Le procès-verbal indique que l'agence spatiale indienne fournira un soutien technique pour la mise en œuvre de NavIC dans les nouveaux smartphones, ajoutant qu'une autre réunion pourrait être convoquée.

L'INDE CONTRE LES AUTRES

L'agence spatiale indienne a déclaré que les systèmes tels que le GPS et le GLONASS russe sont exploités par les agences de défense de leur pays, ce qui rend possible l'interruption du service civil.

NavIC est entièrement sous le contrôle du gouvernement indien, qui souhaite un jour l'étendre à l'échelle mondiale, comme le GPS.
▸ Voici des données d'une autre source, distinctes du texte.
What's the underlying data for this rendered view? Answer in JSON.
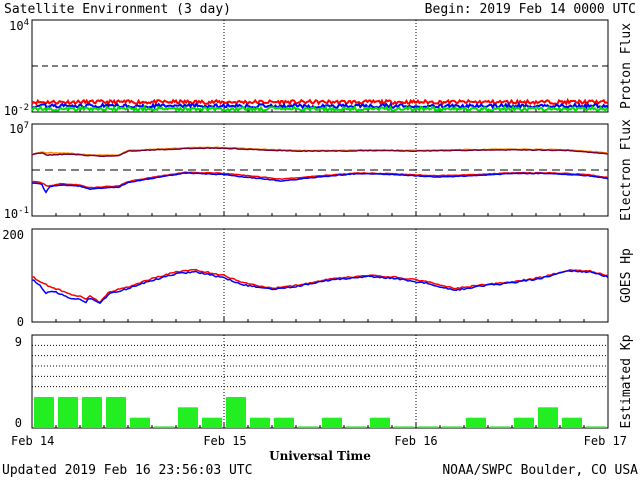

L'Inde ne serait pas le premier pays à pousser les fabricants de smartphones à ajouter la prise en charge d'un système de navigation natif.
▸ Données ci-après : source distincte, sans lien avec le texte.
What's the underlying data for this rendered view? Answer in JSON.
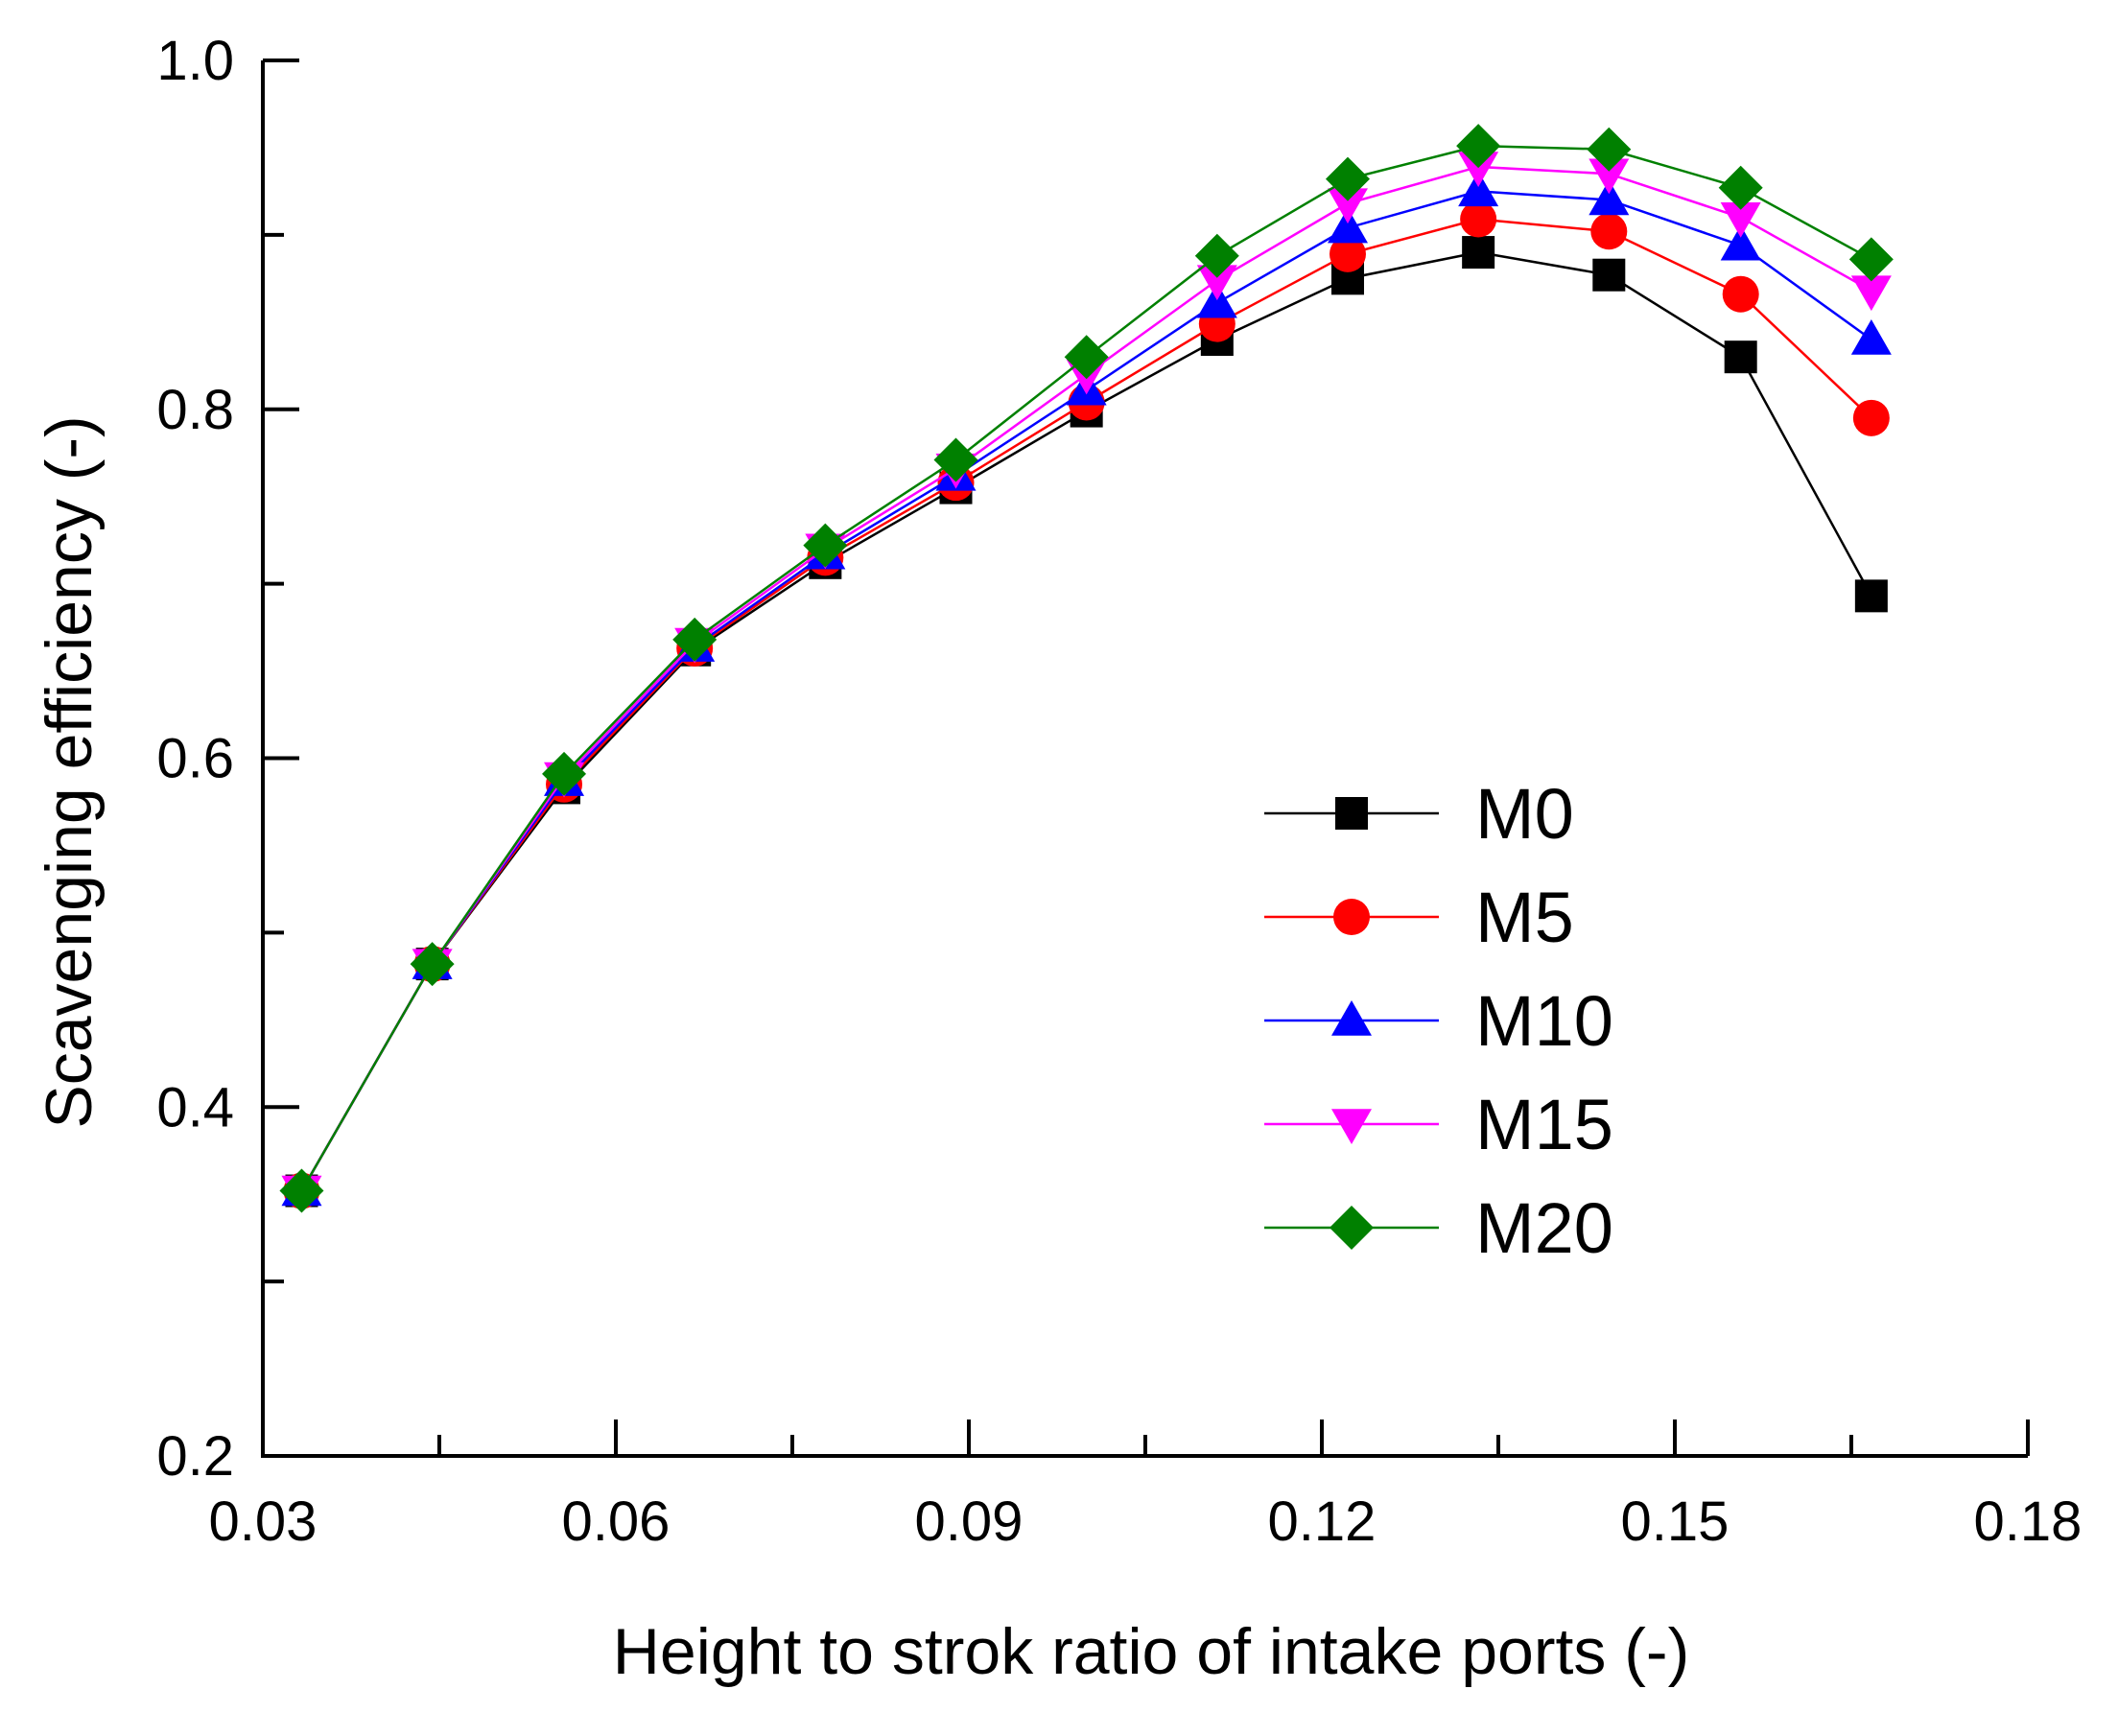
{
  "chart_data": {
    "type": "line",
    "title": "",
    "xlabel": "Height to strok ratio of intake ports (-)",
    "ylabel": "Scavenging efficiency (-)",
    "xlim": [
      0.03,
      0.18
    ],
    "ylim": [
      0.2,
      1.0
    ],
    "x_ticks": [
      "0.03",
      "0.06",
      "0.09",
      "0.12",
      "0.15",
      "0.18"
    ],
    "y_ticks": [
      "0.2",
      "0.4",
      "0.6",
      "0.8",
      "1.0"
    ],
    "grid": false,
    "legend_position": "right",
    "x": [
      0.0333,
      0.0444,
      0.0556,
      0.0667,
      0.0778,
      0.0889,
      0.1,
      0.1111,
      0.1222,
      0.1333,
      0.1444,
      0.1556,
      0.1667
    ],
    "series": [
      {
        "name": "M0",
        "color": "#000000",
        "marker": "square",
        "values": [
          0.352,
          0.482,
          0.583,
          0.662,
          0.712,
          0.755,
          0.799,
          0.84,
          0.875,
          0.89,
          0.877,
          0.83,
          0.693
        ]
      },
      {
        "name": "M5",
        "color": "#ff0000",
        "marker": "circle",
        "values": [
          0.352,
          0.482,
          0.585,
          0.663,
          0.715,
          0.758,
          0.804,
          0.849,
          0.889,
          0.909,
          0.902,
          0.866,
          0.795
        ]
      },
      {
        "name": "M10",
        "color": "#0000ff",
        "marker": "triangle-up",
        "values": [
          0.352,
          0.482,
          0.587,
          0.664,
          0.717,
          0.762,
          0.811,
          0.861,
          0.904,
          0.925,
          0.92,
          0.894,
          0.84
        ]
      },
      {
        "name": "M15",
        "color": "#ff00ff",
        "marker": "triangle-down",
        "values": [
          0.352,
          0.482,
          0.589,
          0.666,
          0.72,
          0.766,
          0.82,
          0.874,
          0.918,
          0.939,
          0.935,
          0.91,
          0.868
        ]
      },
      {
        "name": "M20",
        "color": "#008000",
        "marker": "diamond",
        "values": [
          0.352,
          0.482,
          0.591,
          0.668,
          0.722,
          0.771,
          0.83,
          0.888,
          0.932,
          0.951,
          0.949,
          0.927,
          0.886
        ]
      }
    ]
  }
}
La Russie a cherché à imposer l'inclusion de son propre système GLONASS dans les smartphones vendus localement afin de réduire la dépendance à l'égard du GPS, que Washington peut désactiver pour les abonnés civils, comme il l'a fait lors des opérations militaires en Irak.

Le système chinois Beidou a été achevé en juin 2020 et, bien qu'il ne soit pas obligatoire, l'agence de presse officielle Xinhua a indiqué qu'en 2021, 94,5 % des smartphones fabriqués en Chine étaient compatibles avec Beidou.
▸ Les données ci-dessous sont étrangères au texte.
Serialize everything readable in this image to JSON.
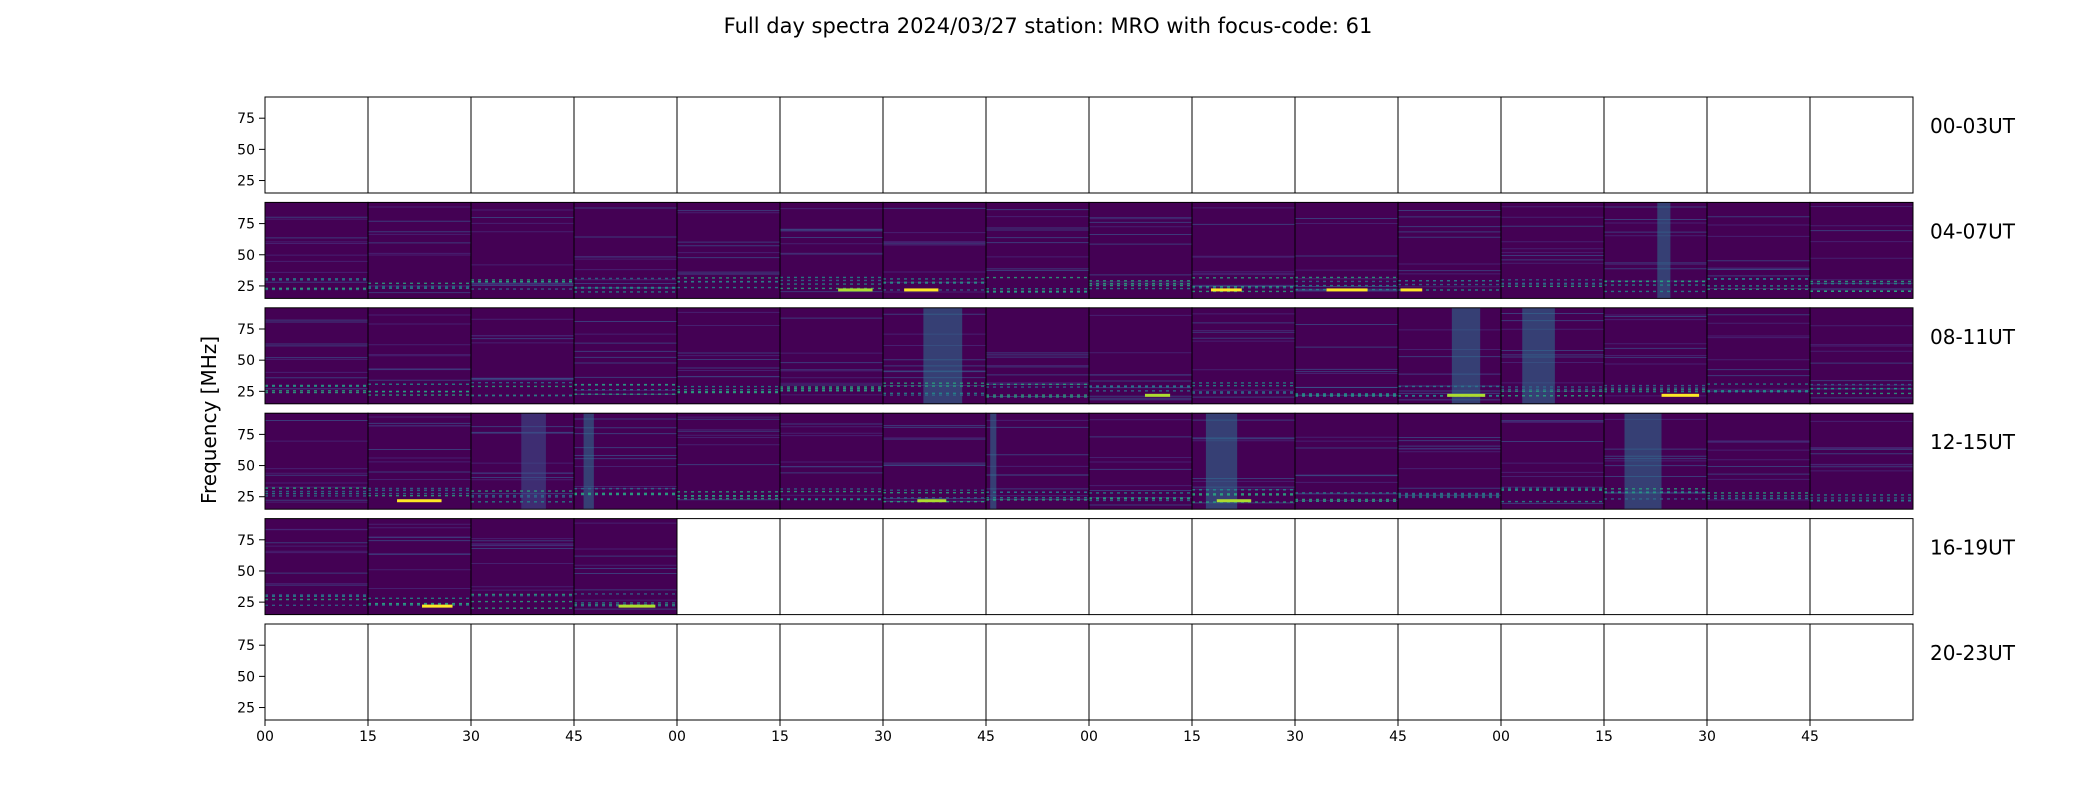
{
  "chart_data": {
    "type": "heatmap",
    "title": "Full day spectra 2024/03/27 station: MRO with focus-code: 61",
    "ylabel": "Frequency [MHz]",
    "xlabel": "",
    "ylim": [
      15,
      92
    ],
    "y_ticks": [
      25,
      50,
      75
    ],
    "x_tick_labels": [
      "00",
      "15",
      "30",
      "45",
      "00",
      "15",
      "30",
      "45",
      "00",
      "15",
      "30",
      "45",
      "00",
      "15",
      "30",
      "45"
    ],
    "columns_per_row": 16,
    "grid": false,
    "colormap": [
      "#440154",
      "#472d7b",
      "#3b528b",
      "#2c728e",
      "#21918c",
      "#28ae80",
      "#5ec962",
      "#addc30",
      "#fde725"
    ],
    "rows": [
      {
        "label": "00-03UT",
        "filled": [
          0,
          0,
          0,
          0,
          0,
          0,
          0,
          0,
          0,
          0,
          0,
          0,
          0,
          0,
          0,
          0
        ]
      },
      {
        "label": "04-07UT",
        "filled": [
          1,
          1,
          1,
          1,
          1,
          1,
          1,
          1,
          1,
          1,
          1,
          1,
          1,
          1,
          1,
          1
        ]
      },
      {
        "label": "08-11UT",
        "filled": [
          1,
          1,
          1,
          1,
          1,
          1,
          1,
          1,
          1,
          1,
          1,
          1,
          1,
          1,
          1,
          1
        ]
      },
      {
        "label": "12-15UT",
        "filled": [
          1,
          1,
          1,
          1,
          1,
          1,
          1,
          1,
          1,
          1,
          1,
          1,
          1,
          1,
          1,
          1
        ]
      },
      {
        "label": "16-19UT",
        "filled": [
          1,
          1,
          1,
          1,
          0,
          0,
          0,
          0,
          0,
          0,
          0,
          0,
          0,
          0,
          0,
          0
        ]
      },
      {
        "label": "20-23UT",
        "filled": [
          0,
          0,
          0,
          0,
          0,
          0,
          0,
          0,
          0,
          0,
          0,
          0,
          0,
          0,
          0,
          0
        ]
      }
    ]
  }
}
Xiaomi et Samsung représentent à eux deux 38 % du marché des smartphones en Inde, le deuxième au monde après la Chine. Les smartphones plus chers d'Apple ont une part d'environ 3 % en Inde, selon les données du cabinet d'études Counterpoint, basé à Hong Kong.

D'autres fabricants chinois représentant 28 % du marché étaient également présents lors de la réunion du 2 septembre, selon les procès-verbaux du gouvernement. La société chinoise Realme, qui détient une part de marché de 16 %, n'était pas présente, pas plus que les petits fabricants.

Le site web d'Apple indique qu'il prend déjà en charge les cinq réseaux de navigation mondiaux et régionaux, dont le GPS, le GLONASS et le BeiDou, dans les iPhones actuels. La directive indienne pourrait l'obliger à en ajouter un nouveau.

Pour des acteurs comme Samsung et Xiaomi, la principale préoccupation reste le coût plus élevé des puces à double bande dont ils auraient besoin pour prendre en charge à la fois le GPS et le NavIC, car ces entreprises sont leaders dans la catégorie des appareils de moins de 200 dollars sur le marché indien sensible au prix, ont déclaré les sources de l'industrie des téléphones intelligents.

PROBLÈME DES PUCES

Pour se procurer des chipsets compatibles avec NavIC, la plupart des fabricants de smartphones dépendent de géants mondiaux tels que le concepteur de puces américain Qualcomm Inc. et le taïwanais MediaTek Inc.

L'utilisation volontaire de ces puces a été limitée en Inde, car les fabricants de téléphones hésitent à ajouter les composants supplémentaires - et le coût - nécessaires pour que cela fonctionne, a déclaré Parv Sharma, analyste principal des semi-conducteurs chez Counterpoint.

L'agence spatiale indienne a déclaré qu'à la mi-2021, seuls deux douzaines de modèles de téléphones portables en Inde étaient équipés de la fonction NavIC. Au total, il y en a environ 300, selon Counterpoint.

Lors de la réunion du 2 septembre, MediaTek a déclaré que toutes les puces de la société pour les téléphones 5G prendraient en charge NavIC, avec "une certaine augmentation des coûts" et du matériel supplémentaire. MediaTek a ajouté qu'elle s'attendait à ce qu'environ 80 % des téléphones mobiles soient compatibles avec la 5G dans deux ans.

MediaTek a refusé de commenter les questions posées par Reuters. Qualcomm a déclaré dans un communiqué qu'elle travaillait depuis des années avec l'agence spatiale indienne pour permettre l'utilisation de NavIC sur ses puces et qu'elle continuerait à le faire.

Les acteurs du secteur des smartphones font également pression pour convaincre le gouvernement indien de rendre NavIC disponible sur la fréquence satellite L1, déjà utilisée par le GPS, et pas seulement sur la fréquence L5 utilisée par New Delhi.

Selon les dirigeants, il sera ainsi plus facile pour les fabricants d'intégrer NavIC dans les puces qui prennent généralement en charge la bande L1 dans le monde entier, ce qui réduira les coûts de développement distincts pour NavIC.

L'agence spatiale indienne ISRO a déclaré à la réunion du 2 septembre que cela n'était pas possible dans l'immédiat, car NavIC ne serait probablement disponible sur la bande L1 qu'en 2024-25, après le lancement d'autres satellites, comme le montre le compte rendu de la réunion.